DR. ESTELLE GLANCY IS ONLY WOMAN LENS DESIGNER IN U.S.
Editor's Note: The following article on Dr. Glancy appeared in the Worcester Sunday Telegram for Dec. 5, 1948, and was written by Ivan Sandrof.
To both Mr. Sandrof and the Telegram, the AO NEWS wishes to express its thanks for being allowed to reprint portions of it.
Click Here for Printable Version (PDF File)
From planets to eyeballs is quite a jump - but at the American Optical
Company in Southbridge there's a soft-spoken woman with a profession who
left astronomy for optics.
Miss A. Estelle Glancy, Ph.D., a research scientist, is believed to be the only woman lens designer in the United States. This year (1948) marks her 30th with the concern.
Well Known To Scientists
She's known wherever learned men doodle on scratch pads in optical jargon
of millimeters, focal lengths, and limits of visibility. Pure science owes
her a debt for many contributions. She has done much to bring modern eyeglasses
to their present state and has designed lenses for cameras, telescopes,
eyes-examining and military optical instruments.
Her work awes most people - it's so different from most of the jobs we know about. Out of the 5,000 employees at the American Optical Company, probably not more than six understand what she does … She does what she wants to do - she's that important.

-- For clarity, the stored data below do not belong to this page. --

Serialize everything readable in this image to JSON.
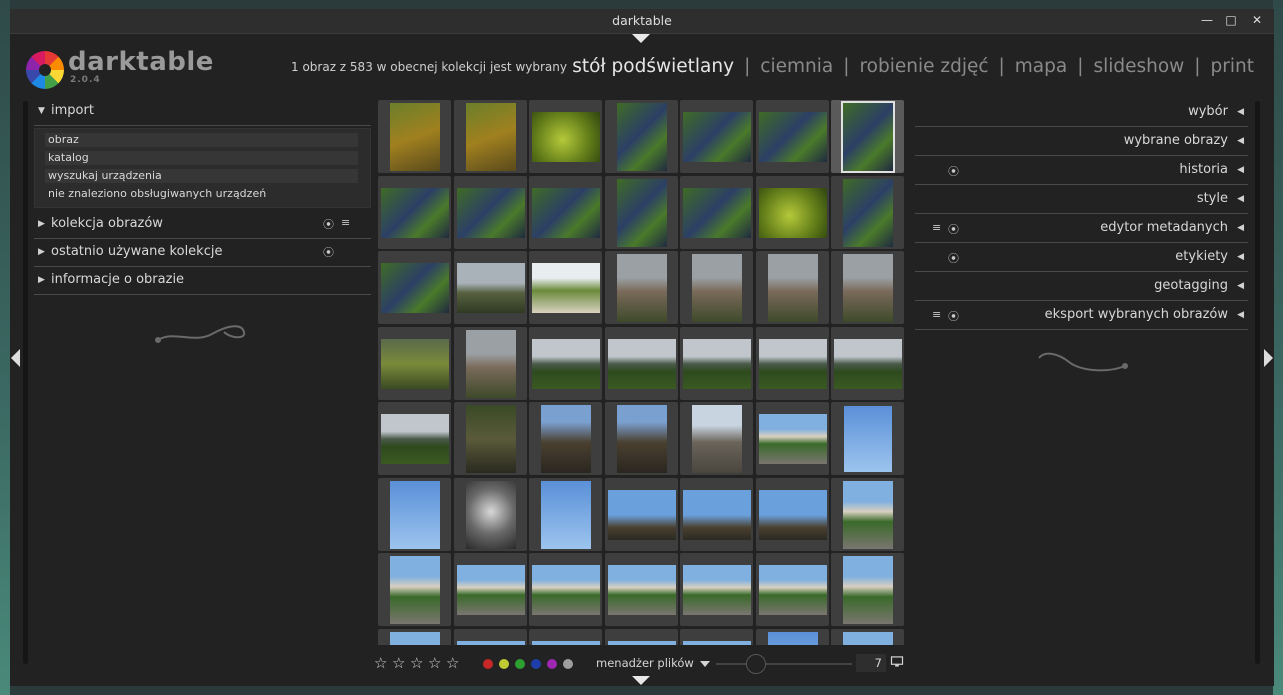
{
  "window": {
    "title": "darktable",
    "controls": [
      "minimize-icon",
      "maximize-icon",
      "close-icon"
    ]
  },
  "header": {
    "app_name": "darktable",
    "version": "2.0.4",
    "selection_status": "1 obraz z 583 w obecnej kolekcji jest wybrany",
    "views": [
      {
        "label": "stół podświetlany",
        "active": true
      },
      {
        "label": "ciemnia",
        "active": false
      },
      {
        "label": "robienie zdjęć",
        "active": false
      },
      {
        "label": "mapa",
        "active": false
      },
      {
        "label": "slideshow",
        "active": false
      },
      {
        "label": "print",
        "active": false
      }
    ],
    "separator": "|"
  },
  "left_panel": {
    "import": {
      "label": "import",
      "items": [
        "obraz",
        "katalog",
        "wyszukaj urządzenia"
      ],
      "note": "nie znaleziono obsługiwanych urządzeń"
    },
    "modules": [
      {
        "label": "kolekcja obrazów",
        "icons": [
          "reset-icon",
          "presets-icon"
        ]
      },
      {
        "label": "ostatnio używane kolekcje",
        "icons": [
          "reset-icon"
        ]
      },
      {
        "label": "informacje o obrazie",
        "icons": []
      }
    ]
  },
  "right_panel": {
    "modules": [
      {
        "label": "wybór",
        "icons": []
      },
      {
        "label": "wybrane obrazy",
        "icons": []
      },
      {
        "label": "historia",
        "icons": [
          "reset-icon"
        ]
      },
      {
        "label": "style",
        "icons": []
      },
      {
        "label": "edytor metadanych",
        "icons": [
          "presets-icon",
          "reset-icon"
        ]
      },
      {
        "label": "etykiety",
        "icons": [
          "reset-icon"
        ]
      },
      {
        "label": "geotagging",
        "icons": []
      },
      {
        "label": "eksport wybranych obrazów",
        "icons": [
          "presets-icon",
          "reset-icon"
        ]
      }
    ]
  },
  "bottom_bar": {
    "stars": 5,
    "color_labels": [
      "#c62828",
      "#c0ca33",
      "#2e9e32",
      "#1e3fa8",
      "#9c27b0",
      "#9e9e9e"
    ],
    "layout_label": "menadżer plików",
    "zoom_value": "7"
  },
  "thumbnails": {
    "columns": 7,
    "selected_index": 6,
    "rows": [
      [
        "vineyard",
        "vineyard",
        "grapes-green",
        "grapes",
        "grapes",
        "grapes",
        "grapes"
      ],
      [
        "grapes",
        "grapes",
        "grapes",
        "grapes",
        "grapes",
        "grapes-green",
        "grapes"
      ],
      [
        "grapes",
        "landscape",
        "river",
        "church",
        "church",
        "church",
        "church"
      ],
      [
        "garden",
        "church",
        "field",
        "field",
        "field",
        "field",
        "field"
      ],
      [
        "field",
        "ruins",
        "people",
        "people",
        "well",
        "street",
        "statue-sky"
      ],
      [
        "statue-sky",
        "carving",
        "statue-sky",
        "monument",
        "monument",
        "monument",
        "street"
      ],
      [
        "street",
        "street",
        "street",
        "street",
        "street",
        "street",
        "street"
      ],
      [
        "street",
        "street",
        "street",
        "street",
        "street",
        "statue-sky",
        "street"
      ]
    ]
  }
}
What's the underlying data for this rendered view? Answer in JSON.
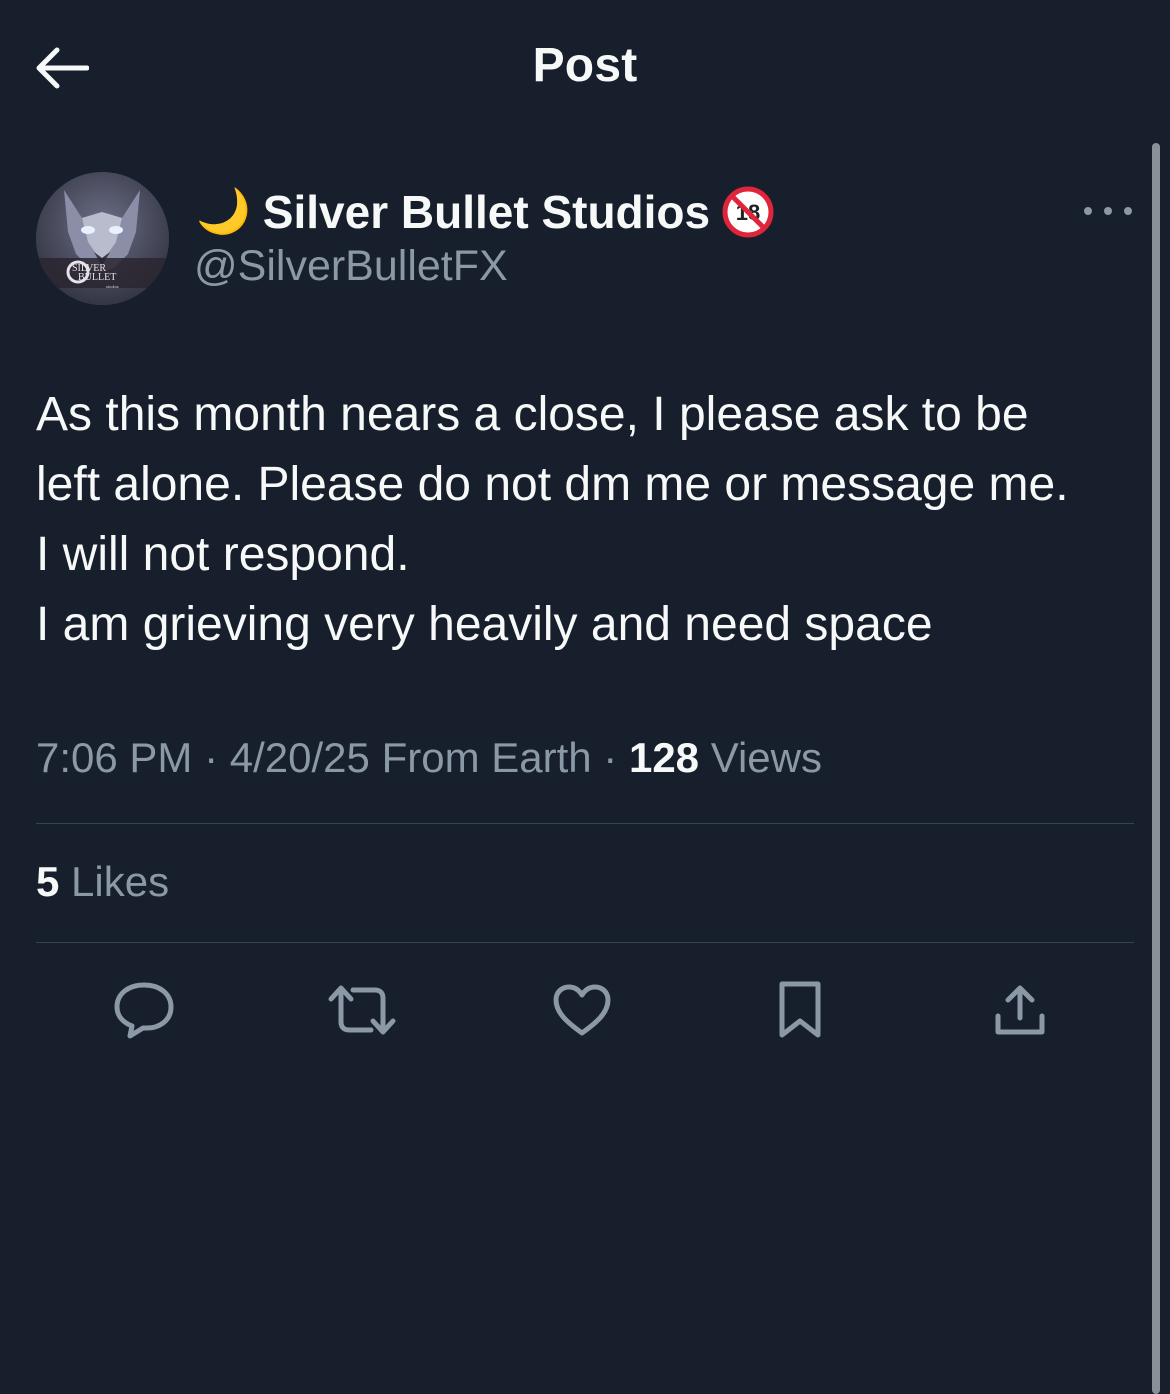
{
  "header": {
    "title": "Post",
    "back_icon": "arrow-left-icon"
  },
  "post": {
    "author": {
      "emoji": "🌙",
      "display_name": "Silver Bullet Studios",
      "badge": "no-under-18-icon",
      "handle": "@SilverBulletFX",
      "avatar_text_line1": "SILVER",
      "avatar_text_line2": "BULLET",
      "avatar_text_line3": "studios"
    },
    "text_lines": [
      "As this month nears a close, I please ask to be",
      "left alone. Please do not dm me or message me.",
      "I will not respond.",
      "I am grieving very heavily and need space"
    ],
    "meta": {
      "time": "7:06 PM",
      "date": "4/20/25",
      "location": "From Earth",
      "sep": "·",
      "views_count": "128",
      "views_label": "Views"
    },
    "likes": {
      "count": "5",
      "label": "Likes"
    }
  },
  "actions": [
    {
      "icon": "reply-icon"
    },
    {
      "icon": "repost-icon"
    },
    {
      "icon": "like-icon"
    },
    {
      "icon": "bookmark-icon"
    },
    {
      "icon": "share-icon"
    }
  ],
  "colors": {
    "background": "#161f2b",
    "primary_text": "#f7f9f9",
    "secondary_text": "#8b98a5",
    "divider": "#38444d"
  }
}
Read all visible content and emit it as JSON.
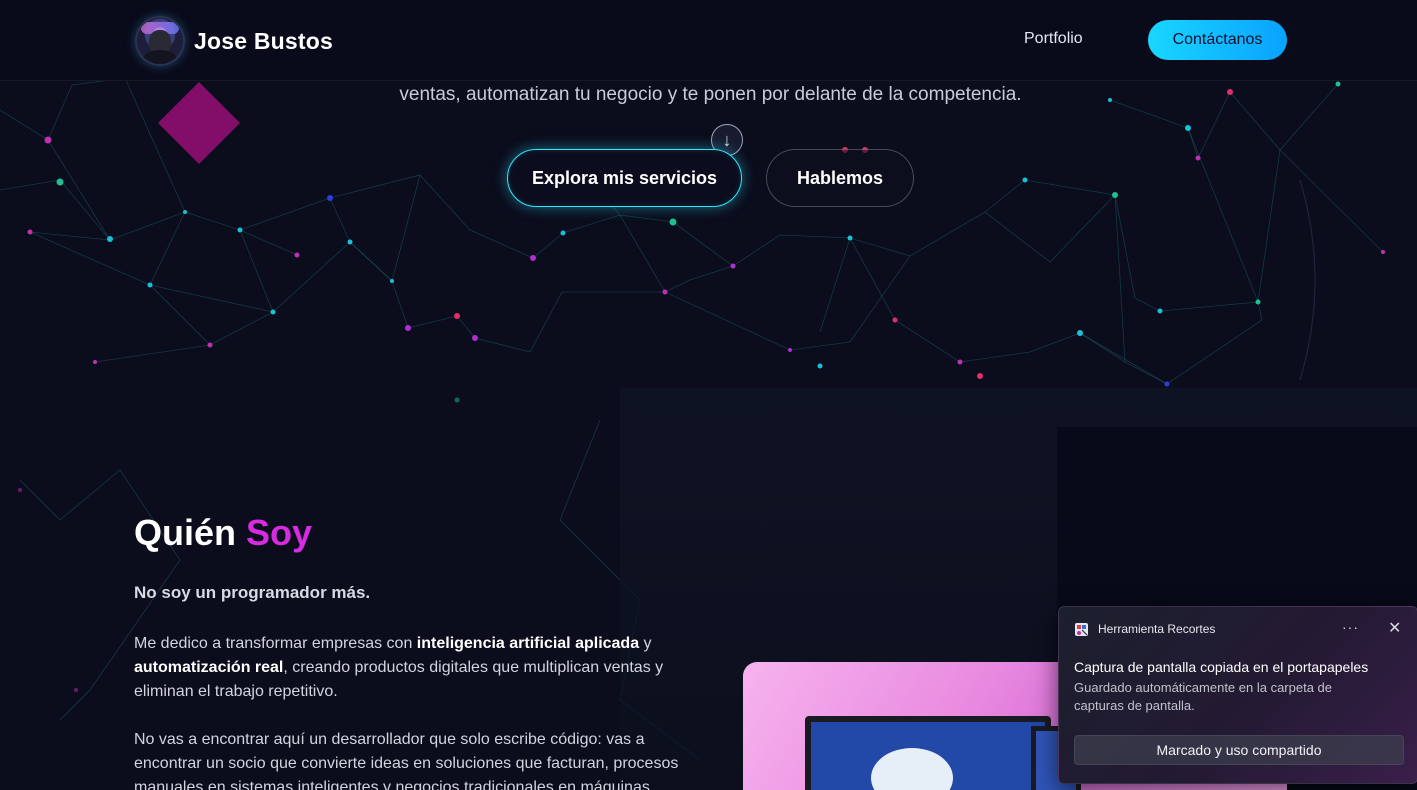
{
  "navbar": {
    "brand_name": "Jose Bustos",
    "links": [
      {
        "label": "Portfolio"
      }
    ],
    "cta_label": "Contáctanos"
  },
  "hero": {
    "subtitle": "ventas, automatizan tu negocio y te ponen por delante de la competencia.",
    "primary_button": "Explora mis servicios",
    "secondary_button": "Hablemos",
    "scroll_icon": "arrow-down-icon"
  },
  "about": {
    "title_main": "Quién ",
    "title_accent": "Soy",
    "lead": "No soy un programador más.",
    "para1_a": "Me dedico a transformar empresas con ",
    "para1_b": "inteligencia artificial aplicada",
    "para1_c": " y ",
    "para1_d": "automatización real",
    "para1_e": ", creando productos digitales que multiplican ventas y eliminan el trabajo repetitivo.",
    "para2": "No vas a encontrar aquí un desarrollador que solo escribe código: vas a encontrar un socio que convierte ideas en soluciones que facturan, procesos manuales en sistemas inteligentes y negocios tradicionales en máquinas"
  },
  "toast": {
    "app_name": "Herramienta Recortes",
    "more_label": "···",
    "close_label": "✕",
    "title": "Captura de pantalla copiada en el portapapeles",
    "body": "Guardado automáticamente en la carpeta de capturas de pantalla.",
    "button_label": "Marcado y uso compartido"
  },
  "colors": {
    "accent_cyan": "#19d6ff",
    "accent_magenta": "#d62be0",
    "background": "#0b0c1c"
  }
}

The theory behind her work is the bringing of light rays to a focus,
or point of concentration. It's all done with mathematics …
Her Work Is On Paper
Dr. Glancy doesn't work with glass or machinery. But such is the magic
of mathematics that she can assume a lens on paper, determine what it will
do, plot the errors, and from a final graph pick the best form of lens
for a prescription.
In her office, a large safe is stuffed with volumes of her computations.
The books are about three inches thick. They hold ruled sheets, each 8
by 11 inches, containing five columns of figures to a page.
One of her projects - an improved lens developed by Dr. Glancy's chief-in-research,
Dr. E. E. Tillyer - filled four volumes.
It took more than 10 years! But the result was the Tillyer corrected ophthalmic
lens, a boon to better eyesight. These glasses yield a much wider field
of vision than was possible before …
Dr. Glancy was graduated from Wellesley with an A. B. degree in 1905. She majored in mathematics.
Around the turn of the century, women in professions were looked upon with suspicion. It took her a year to find what she wanted. There was an opening as an instructor in the Berkeley Astronomical Department of the University of California. Part of her salary was in trade for a chance to study for her Ph.D. in astronomy. She took her doctorate in 1913 …
In 1913, Dr. Glancy took a position as assistant astronomer with the Argentine National Observatory in Cordoba, Argentina. It was quite a change from Massachusetts or California.
Her work was mainly observations of the heavens, keeping track of comets, the impressive juggling of light years in mathematical form that star-gazers indulge in.
Five years later World War I broke out. Dr. Glancy promptly returned to the United States to offer her services where needed.
The American Optical Company began filling war orders that required
complex mathematical computations.
Dr. Glancy came to Southbridge and stayed on, to everyone's satisfaction.
She has it is estimated, computed formulas from which over a million lenses have been made …
Her research work gave her 13 patents between 1929 and 1945. In 1946, she published a paper on "Practical Methods of Computing Finite Throw Schmidt Systems."
That doesn't mean anything to most people - but you can take the opinion of television experts that it makes possible the largest size television screens now in use.
There is her fundamental discovery of the "effects of a deep curved meniscus of nearly zero power in correcting higher orders of spherical aberration, permitting larger aperture ratio lenses to be made with smaller aberrations."
One of the results of this discovery means that faster and more powerful camera lenses are possible.
She recently designed a lens, had it ground in four parts according to her formula, and tried it out in her own camera. If you think that's easy, try it sometime!
"To get what I wanted took about 200 pages of computations," she said. In time, the new lens will appear on some American-made camera as standard equipment.